Patient care takes a huge hit

Patient care takes a huge hit

April 17, 2018 0 By admin


Hours before the indefinite strike by government doctors was called off on Monday, the scene in front of the General Hospital in the city was one of desperation.

Patients waited in long queues for doctors to attend to them as the strike entered the fourth day. The stir was called by government doctors, owing allegiance to the Kerala Government Medical Officers’ Association (KGMOA), in protest against the suspension of a doctor in Palakkad and the government move to commence evening outpatient (OP) clinics with the existing staff strength.

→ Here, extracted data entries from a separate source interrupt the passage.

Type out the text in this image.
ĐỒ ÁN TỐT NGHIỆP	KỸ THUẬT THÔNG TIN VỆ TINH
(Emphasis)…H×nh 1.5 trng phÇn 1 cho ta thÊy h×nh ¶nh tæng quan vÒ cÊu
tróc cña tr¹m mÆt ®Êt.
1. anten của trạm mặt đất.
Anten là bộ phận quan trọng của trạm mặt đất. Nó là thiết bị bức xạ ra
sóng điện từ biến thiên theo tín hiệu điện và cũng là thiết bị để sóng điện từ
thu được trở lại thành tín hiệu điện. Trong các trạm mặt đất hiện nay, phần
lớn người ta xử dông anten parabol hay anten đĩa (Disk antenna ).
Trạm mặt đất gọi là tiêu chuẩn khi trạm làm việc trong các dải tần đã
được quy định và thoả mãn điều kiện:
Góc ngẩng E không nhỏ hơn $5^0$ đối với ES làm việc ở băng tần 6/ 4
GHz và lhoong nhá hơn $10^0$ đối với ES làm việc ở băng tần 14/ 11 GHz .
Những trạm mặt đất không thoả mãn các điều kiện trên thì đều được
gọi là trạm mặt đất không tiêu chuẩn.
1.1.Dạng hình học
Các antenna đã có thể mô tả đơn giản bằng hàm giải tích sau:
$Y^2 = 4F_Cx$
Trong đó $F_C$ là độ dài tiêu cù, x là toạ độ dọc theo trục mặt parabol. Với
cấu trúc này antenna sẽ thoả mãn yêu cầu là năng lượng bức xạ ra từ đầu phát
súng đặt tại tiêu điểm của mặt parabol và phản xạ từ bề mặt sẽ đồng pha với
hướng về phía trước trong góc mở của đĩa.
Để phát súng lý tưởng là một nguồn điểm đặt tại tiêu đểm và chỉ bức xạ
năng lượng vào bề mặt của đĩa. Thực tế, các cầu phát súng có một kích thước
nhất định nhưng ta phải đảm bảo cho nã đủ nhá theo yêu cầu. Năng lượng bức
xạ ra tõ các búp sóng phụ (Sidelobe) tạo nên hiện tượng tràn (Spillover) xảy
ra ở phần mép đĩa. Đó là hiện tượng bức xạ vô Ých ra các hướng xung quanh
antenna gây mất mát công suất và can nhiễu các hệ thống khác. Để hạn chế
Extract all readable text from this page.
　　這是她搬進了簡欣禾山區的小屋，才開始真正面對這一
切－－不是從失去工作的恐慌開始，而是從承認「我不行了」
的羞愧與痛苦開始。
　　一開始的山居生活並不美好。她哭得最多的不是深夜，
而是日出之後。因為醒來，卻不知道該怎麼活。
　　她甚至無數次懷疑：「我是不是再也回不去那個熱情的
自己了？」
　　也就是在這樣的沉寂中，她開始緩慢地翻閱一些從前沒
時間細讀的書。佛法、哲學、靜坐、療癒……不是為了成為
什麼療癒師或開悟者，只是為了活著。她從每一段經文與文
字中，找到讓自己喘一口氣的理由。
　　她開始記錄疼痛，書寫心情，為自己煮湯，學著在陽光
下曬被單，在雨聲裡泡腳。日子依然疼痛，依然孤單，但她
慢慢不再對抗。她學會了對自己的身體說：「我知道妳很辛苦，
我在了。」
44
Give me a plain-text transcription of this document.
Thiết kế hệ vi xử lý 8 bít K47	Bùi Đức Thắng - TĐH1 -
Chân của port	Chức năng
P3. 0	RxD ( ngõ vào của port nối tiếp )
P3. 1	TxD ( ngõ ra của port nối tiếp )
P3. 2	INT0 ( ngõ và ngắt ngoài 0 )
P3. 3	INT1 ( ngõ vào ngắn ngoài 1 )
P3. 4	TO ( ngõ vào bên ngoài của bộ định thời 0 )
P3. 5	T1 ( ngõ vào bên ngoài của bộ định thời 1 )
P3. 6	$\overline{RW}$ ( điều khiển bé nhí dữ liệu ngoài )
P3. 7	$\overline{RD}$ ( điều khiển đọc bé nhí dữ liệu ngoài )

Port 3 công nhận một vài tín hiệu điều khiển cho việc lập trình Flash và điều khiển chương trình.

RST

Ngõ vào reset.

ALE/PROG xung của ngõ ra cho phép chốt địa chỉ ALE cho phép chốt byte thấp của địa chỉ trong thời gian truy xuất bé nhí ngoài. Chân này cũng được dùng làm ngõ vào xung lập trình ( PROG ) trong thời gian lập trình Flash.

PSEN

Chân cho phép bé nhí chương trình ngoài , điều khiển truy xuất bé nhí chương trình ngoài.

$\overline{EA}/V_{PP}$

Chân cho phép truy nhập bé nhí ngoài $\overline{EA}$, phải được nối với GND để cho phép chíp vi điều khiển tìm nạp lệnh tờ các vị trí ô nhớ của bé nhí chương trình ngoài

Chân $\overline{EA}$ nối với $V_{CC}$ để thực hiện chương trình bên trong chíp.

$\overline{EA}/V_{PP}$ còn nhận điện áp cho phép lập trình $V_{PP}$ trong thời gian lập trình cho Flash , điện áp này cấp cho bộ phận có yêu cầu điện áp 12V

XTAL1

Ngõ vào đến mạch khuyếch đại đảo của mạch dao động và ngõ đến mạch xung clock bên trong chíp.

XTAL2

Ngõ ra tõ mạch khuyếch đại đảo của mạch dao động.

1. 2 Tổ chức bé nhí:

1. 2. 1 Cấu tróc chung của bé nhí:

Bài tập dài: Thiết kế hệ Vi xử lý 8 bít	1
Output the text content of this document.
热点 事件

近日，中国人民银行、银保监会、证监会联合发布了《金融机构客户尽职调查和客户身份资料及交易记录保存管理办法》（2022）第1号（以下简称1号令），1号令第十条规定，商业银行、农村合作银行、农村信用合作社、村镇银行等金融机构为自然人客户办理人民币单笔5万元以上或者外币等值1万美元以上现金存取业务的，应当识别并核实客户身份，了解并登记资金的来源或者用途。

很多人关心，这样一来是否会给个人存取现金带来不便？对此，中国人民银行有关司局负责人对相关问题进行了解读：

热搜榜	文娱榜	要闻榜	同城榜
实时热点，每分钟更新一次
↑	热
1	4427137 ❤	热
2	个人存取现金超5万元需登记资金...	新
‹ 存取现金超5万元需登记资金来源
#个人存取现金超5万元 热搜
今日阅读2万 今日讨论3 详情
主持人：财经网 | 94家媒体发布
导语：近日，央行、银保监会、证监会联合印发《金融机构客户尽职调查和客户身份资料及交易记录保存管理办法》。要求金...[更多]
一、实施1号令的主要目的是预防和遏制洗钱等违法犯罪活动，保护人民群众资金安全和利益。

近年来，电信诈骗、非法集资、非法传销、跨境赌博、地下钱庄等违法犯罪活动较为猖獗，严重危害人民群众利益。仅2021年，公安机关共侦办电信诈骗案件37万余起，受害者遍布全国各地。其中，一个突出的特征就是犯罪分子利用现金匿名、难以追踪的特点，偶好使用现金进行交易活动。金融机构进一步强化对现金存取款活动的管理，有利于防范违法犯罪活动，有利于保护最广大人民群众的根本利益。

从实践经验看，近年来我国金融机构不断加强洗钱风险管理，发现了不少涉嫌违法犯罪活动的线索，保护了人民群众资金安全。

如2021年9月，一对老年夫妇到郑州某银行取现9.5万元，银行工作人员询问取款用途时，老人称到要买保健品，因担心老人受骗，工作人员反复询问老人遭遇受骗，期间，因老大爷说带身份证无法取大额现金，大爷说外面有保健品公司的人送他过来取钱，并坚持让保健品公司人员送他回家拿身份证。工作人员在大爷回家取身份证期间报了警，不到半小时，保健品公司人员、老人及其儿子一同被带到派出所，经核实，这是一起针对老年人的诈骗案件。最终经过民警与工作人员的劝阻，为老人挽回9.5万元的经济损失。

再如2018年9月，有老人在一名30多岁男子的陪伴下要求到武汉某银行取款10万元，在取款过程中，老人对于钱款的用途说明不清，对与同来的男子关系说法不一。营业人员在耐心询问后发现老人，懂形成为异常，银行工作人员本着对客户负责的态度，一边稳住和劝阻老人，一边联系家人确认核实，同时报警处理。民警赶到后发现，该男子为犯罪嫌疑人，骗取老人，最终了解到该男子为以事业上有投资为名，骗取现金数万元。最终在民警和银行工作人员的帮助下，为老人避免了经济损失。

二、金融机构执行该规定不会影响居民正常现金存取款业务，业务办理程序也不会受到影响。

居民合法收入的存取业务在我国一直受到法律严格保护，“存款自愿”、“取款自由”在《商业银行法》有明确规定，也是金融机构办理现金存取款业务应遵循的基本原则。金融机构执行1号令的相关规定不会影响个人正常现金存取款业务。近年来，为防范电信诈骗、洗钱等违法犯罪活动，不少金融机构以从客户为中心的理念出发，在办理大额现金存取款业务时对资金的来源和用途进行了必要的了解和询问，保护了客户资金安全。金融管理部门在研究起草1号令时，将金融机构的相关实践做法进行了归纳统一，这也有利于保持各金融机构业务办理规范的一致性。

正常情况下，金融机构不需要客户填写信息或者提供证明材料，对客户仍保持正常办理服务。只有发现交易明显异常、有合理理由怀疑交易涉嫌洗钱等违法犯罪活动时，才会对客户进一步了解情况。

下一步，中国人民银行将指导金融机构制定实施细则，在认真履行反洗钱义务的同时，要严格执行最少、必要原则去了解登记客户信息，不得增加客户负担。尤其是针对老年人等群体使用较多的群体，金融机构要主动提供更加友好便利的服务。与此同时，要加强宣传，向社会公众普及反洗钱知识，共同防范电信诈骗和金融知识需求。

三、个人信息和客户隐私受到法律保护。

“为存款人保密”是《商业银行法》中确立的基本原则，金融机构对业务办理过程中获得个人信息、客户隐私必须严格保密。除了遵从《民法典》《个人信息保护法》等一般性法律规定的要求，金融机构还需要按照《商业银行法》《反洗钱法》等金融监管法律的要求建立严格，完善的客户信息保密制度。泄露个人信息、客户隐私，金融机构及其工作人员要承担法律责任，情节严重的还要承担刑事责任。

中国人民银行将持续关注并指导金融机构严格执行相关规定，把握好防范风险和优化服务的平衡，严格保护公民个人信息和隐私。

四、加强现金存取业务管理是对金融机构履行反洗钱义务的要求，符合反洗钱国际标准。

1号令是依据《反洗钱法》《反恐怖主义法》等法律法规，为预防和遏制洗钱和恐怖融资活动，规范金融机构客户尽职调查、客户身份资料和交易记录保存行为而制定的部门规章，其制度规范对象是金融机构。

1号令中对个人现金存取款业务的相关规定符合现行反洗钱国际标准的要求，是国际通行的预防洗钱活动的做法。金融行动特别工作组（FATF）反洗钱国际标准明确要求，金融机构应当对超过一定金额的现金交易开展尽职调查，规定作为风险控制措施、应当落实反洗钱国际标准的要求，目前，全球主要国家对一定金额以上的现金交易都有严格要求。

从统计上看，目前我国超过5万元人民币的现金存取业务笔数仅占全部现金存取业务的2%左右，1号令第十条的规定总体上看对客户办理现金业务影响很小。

One such patient was 70-year-old Manichellamma from Venjaramoodu. She had reached the General Hospital on Monday with her husband at 6 a.m., only to wait in a queue that swelled as time passed by.

Junior doctors

Five desks were arranged at the courtyard, with junior doctors and those on contract under the National Rural Health Mission (NHRM), providing consultation for the long line of patients in each of those.

In addition, there was another long line in a separate corner as part of the weekly thyroid consultation. But the specialist outpatient services were not available for the fourth straight day.

“This is the second time that we are coming here, after the strike began. My husband has monthly consultation for his heart problem and I have pain on my joints, for which I am under medication. But our regular doctors are not available. Since we came here, we decided to consult the junior doctors anyway. They looked at my previous consultation documents and asked me whether I am having skin disease. So I thought it is better to wait till the strike ends,” says Manichellamma.

Rasiya Beevi from Vizhinjam also had been waiting since early morning to consult a doctor for her bone disease.

“Most of us who come here do so because we cannot afford the treatment in private hospitals. So, what can we do if even treatment in government hospitals is also denied to us? The doctors should also think about our plight before going on strike,” she said.

There were also many senior citizens and children affected with fever, among those waiting for treatment.